Préalablement, je tiens à souligner que la Grande Bretagne est neutre, vis-à-vis de la politique malgache, vraiment neutre. Dans un entretien, juste avant l’élection présidentielle, j’ai dit que le Royaume Uni est prêt à travailler avec celui que la population élira. Que pour nous, ce qui compte, c’est la légitimité de cette élection. Moi et tous les autres observateurs, avons trouvé que l’élection a été légitime.
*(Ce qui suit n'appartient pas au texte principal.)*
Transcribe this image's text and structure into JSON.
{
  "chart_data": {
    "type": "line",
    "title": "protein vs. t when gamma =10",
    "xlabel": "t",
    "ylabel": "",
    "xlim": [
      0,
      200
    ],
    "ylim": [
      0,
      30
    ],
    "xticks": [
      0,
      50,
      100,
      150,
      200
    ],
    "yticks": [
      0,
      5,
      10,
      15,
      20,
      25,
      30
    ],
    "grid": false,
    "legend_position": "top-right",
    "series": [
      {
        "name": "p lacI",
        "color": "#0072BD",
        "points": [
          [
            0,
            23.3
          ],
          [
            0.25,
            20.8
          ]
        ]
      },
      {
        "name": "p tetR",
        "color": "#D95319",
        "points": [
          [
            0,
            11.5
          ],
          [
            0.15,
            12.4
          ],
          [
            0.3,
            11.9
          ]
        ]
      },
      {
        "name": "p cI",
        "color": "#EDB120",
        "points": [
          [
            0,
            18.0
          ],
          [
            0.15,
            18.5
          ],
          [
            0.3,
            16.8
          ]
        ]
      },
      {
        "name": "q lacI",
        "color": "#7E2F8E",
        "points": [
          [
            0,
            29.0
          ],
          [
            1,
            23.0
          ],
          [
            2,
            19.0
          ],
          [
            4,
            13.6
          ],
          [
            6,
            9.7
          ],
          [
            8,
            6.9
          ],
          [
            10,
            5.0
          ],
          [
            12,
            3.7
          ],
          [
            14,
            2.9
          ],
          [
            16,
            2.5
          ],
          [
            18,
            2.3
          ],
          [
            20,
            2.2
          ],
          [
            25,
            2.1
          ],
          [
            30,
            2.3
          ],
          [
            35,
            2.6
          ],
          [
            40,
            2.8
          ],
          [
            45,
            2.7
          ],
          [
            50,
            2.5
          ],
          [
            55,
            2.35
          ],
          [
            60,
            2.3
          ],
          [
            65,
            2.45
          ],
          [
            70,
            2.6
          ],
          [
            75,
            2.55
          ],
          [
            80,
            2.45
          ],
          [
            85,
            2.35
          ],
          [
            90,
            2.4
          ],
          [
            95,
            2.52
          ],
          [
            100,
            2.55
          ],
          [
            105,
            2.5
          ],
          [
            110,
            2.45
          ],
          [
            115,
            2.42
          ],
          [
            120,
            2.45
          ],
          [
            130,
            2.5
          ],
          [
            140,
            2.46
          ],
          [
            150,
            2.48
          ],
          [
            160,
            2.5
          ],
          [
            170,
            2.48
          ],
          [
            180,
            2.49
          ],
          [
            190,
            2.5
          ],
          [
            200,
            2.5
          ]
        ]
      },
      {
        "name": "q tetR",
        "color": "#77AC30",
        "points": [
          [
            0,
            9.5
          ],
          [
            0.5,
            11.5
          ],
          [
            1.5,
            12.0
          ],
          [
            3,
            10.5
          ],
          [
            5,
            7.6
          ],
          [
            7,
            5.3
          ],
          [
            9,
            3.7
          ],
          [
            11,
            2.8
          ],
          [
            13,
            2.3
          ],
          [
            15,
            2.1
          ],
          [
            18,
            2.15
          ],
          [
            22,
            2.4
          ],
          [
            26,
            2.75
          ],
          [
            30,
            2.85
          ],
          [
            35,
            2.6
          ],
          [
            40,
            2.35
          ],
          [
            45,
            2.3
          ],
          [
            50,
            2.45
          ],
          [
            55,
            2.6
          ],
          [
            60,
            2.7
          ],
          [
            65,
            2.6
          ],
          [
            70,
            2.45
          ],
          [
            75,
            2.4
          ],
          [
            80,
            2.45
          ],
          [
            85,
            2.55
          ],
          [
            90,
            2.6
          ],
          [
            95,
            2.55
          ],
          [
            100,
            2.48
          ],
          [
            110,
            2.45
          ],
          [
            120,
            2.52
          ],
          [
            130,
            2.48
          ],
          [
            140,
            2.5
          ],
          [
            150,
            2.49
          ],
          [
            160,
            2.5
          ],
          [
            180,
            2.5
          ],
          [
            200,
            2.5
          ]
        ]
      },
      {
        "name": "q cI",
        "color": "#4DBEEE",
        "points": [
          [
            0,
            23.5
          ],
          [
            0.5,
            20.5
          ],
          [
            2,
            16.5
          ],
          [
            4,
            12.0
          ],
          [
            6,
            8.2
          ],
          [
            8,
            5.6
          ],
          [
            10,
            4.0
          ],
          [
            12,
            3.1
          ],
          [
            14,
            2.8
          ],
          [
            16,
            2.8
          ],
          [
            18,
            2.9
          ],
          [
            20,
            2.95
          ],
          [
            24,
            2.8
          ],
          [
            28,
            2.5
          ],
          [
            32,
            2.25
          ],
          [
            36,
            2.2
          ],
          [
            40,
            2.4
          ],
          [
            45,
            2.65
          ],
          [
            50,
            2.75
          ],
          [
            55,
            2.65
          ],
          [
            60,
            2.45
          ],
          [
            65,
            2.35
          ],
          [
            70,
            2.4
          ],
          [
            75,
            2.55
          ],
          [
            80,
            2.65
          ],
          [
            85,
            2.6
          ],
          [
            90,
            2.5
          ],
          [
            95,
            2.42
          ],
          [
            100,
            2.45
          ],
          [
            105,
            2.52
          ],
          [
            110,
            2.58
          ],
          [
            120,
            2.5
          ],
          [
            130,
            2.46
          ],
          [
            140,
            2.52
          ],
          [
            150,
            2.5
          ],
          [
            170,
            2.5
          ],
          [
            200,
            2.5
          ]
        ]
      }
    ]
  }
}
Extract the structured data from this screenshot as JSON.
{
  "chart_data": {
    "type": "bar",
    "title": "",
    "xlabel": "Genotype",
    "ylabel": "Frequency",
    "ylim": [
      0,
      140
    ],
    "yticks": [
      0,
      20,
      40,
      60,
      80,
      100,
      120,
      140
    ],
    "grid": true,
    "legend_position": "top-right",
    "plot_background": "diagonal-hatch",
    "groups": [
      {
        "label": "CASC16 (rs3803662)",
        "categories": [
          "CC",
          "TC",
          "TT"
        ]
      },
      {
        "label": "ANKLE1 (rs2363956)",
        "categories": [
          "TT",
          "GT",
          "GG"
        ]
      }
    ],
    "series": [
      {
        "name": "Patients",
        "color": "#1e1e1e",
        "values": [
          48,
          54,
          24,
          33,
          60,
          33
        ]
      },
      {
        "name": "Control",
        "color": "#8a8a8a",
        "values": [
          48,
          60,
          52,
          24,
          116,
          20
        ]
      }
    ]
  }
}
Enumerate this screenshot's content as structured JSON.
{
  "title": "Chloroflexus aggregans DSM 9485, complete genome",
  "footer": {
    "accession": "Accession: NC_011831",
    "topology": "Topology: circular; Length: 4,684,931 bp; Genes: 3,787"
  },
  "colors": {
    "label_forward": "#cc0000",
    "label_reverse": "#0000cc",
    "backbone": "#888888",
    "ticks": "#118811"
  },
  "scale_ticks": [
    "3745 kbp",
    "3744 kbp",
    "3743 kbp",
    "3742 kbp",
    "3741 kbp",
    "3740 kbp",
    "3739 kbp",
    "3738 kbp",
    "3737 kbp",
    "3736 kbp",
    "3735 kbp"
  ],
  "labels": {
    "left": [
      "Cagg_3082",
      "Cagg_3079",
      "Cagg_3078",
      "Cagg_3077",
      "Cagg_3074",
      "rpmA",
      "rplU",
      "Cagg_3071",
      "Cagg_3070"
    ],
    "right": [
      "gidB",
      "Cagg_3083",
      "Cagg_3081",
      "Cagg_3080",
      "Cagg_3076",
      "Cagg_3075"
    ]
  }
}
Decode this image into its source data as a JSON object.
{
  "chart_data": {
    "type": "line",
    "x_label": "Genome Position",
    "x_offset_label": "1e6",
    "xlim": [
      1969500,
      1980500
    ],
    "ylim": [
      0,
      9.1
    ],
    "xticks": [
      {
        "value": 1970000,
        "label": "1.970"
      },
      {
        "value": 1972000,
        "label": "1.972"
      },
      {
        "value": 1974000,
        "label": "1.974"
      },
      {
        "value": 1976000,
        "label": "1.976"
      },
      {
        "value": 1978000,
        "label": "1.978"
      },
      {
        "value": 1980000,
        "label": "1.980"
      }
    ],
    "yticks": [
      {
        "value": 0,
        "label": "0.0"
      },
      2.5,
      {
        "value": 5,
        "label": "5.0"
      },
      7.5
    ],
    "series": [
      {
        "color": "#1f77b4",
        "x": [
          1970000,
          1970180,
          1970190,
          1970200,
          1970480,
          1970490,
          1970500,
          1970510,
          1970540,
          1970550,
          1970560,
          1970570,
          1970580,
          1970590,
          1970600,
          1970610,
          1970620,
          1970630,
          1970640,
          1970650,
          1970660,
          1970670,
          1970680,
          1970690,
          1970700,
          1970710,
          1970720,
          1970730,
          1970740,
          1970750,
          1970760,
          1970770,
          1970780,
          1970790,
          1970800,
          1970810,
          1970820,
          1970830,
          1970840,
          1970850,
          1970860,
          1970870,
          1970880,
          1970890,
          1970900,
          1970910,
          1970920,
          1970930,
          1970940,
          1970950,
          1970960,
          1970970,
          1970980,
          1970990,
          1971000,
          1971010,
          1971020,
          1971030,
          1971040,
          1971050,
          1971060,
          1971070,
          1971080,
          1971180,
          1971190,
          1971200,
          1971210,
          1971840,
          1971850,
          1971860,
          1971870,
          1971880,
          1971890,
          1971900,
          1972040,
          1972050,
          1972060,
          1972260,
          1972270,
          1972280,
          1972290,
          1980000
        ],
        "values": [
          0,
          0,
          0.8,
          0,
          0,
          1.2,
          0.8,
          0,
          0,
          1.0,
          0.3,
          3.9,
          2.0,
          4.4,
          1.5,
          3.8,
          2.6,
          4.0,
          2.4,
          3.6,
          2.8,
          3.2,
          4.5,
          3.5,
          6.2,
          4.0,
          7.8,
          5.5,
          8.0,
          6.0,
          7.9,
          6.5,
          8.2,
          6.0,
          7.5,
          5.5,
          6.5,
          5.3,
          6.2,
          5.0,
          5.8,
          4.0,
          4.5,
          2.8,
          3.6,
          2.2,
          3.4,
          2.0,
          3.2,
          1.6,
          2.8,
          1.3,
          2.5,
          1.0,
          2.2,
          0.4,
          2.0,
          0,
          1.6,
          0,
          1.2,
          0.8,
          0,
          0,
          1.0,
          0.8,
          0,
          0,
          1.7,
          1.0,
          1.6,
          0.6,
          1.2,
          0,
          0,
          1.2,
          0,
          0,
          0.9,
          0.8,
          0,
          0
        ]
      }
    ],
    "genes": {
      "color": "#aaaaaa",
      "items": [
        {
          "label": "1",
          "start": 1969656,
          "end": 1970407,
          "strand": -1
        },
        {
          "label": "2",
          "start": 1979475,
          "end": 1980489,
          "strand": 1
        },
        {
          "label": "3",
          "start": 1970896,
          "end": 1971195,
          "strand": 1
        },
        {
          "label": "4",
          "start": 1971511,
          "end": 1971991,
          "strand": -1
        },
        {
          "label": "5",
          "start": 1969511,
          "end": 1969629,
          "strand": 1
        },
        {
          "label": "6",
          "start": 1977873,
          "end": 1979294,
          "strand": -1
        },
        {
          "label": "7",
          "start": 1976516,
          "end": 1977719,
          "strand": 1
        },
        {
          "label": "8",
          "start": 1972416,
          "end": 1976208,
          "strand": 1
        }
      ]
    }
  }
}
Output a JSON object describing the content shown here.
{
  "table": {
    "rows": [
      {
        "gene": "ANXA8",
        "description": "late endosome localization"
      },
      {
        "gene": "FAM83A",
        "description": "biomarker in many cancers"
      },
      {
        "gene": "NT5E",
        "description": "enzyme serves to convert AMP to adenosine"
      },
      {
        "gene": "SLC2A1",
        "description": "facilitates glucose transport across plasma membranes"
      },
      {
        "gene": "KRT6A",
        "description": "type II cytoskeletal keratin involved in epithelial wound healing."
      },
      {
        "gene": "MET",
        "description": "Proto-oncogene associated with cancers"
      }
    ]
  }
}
Je trouve que cette nouvelle administration a beaucoup d’ambition avec son plan
d’émergence pour Madagascar.

Justement, quel est votre avis sur les ambitions du pouvoir ?
Je m’entretiens fréquemment avec les membres du gouvernement pour savoir ce que nous pourrions faire pour soutenir la lutte contre la pauvreté. Le pouvoir n’est, néanmoins, en place que depuis près de six mois. J’estime que c’est un peu tôt pour donner un avis sur la réalisation ou non de ses ambitions. Il faudra peut-être me reposer la question au bout d’un an, ou dans cinq ans. Je suis, pour l’instant, impressionné par le niveau d’ambition et leur disponibilité à travailler avec les partenaires internationaux dans la réalisation de ses ambitions et j’apprécie cela.

À quelles conditions les investisseurs britanniques pourraient se ruer vers Madagascar ?
Vous avez un énorme potentiel pour attirer des investisseurs. Vous avez de gros potentiel en matière de ressources naturelles, une population jouissant d’un bon niveau de compétence. S’il y a un bon niveau de gouvernance, un climat d’investissement attrayant, il n’y a aucune raison pour que Madagascar reste l’un des pays les plus pauvres au monde. Je pense qu’au bout de vingt ans, la Grande île, à l’instar de Maurice, ou du Ghana, pourra se développer rapidement. Jusqu’à maintenant, Mada­gascar a raté le coche en matière de gouvernance. J’espère que cela va changer.
De notre échange, on sent que vous avez un attachement particulier à la protection de l’environnement.
Oui. Je voudrais être l’ambassadeur vert, à Madagascar. Pour moi, les sujets les plus importants dans le monde sont, le réchauffement climatique et l’extinction biologique. C’est une urgence que nous commencions à redresser cette situation. Madagascar, a été le premier choix pour moi lorsqu’on m’a demandé où je veux être en poste comme ambassadeur, en raison surtout de sa biodiversité unique au monde. C’était, aussi, pour changer l’orientation de notre ambassade, ici. Pour Madagascar, il faut renforcer le reboisement et arrêter de déboiser. Je ne dis pas ça pour donner une leçon, mais je connais une île qui a coupé 100% de ses arbres. Où il n’y a aucune forêt primaire. Cette île c’est la Grande Bretagne, mon pays.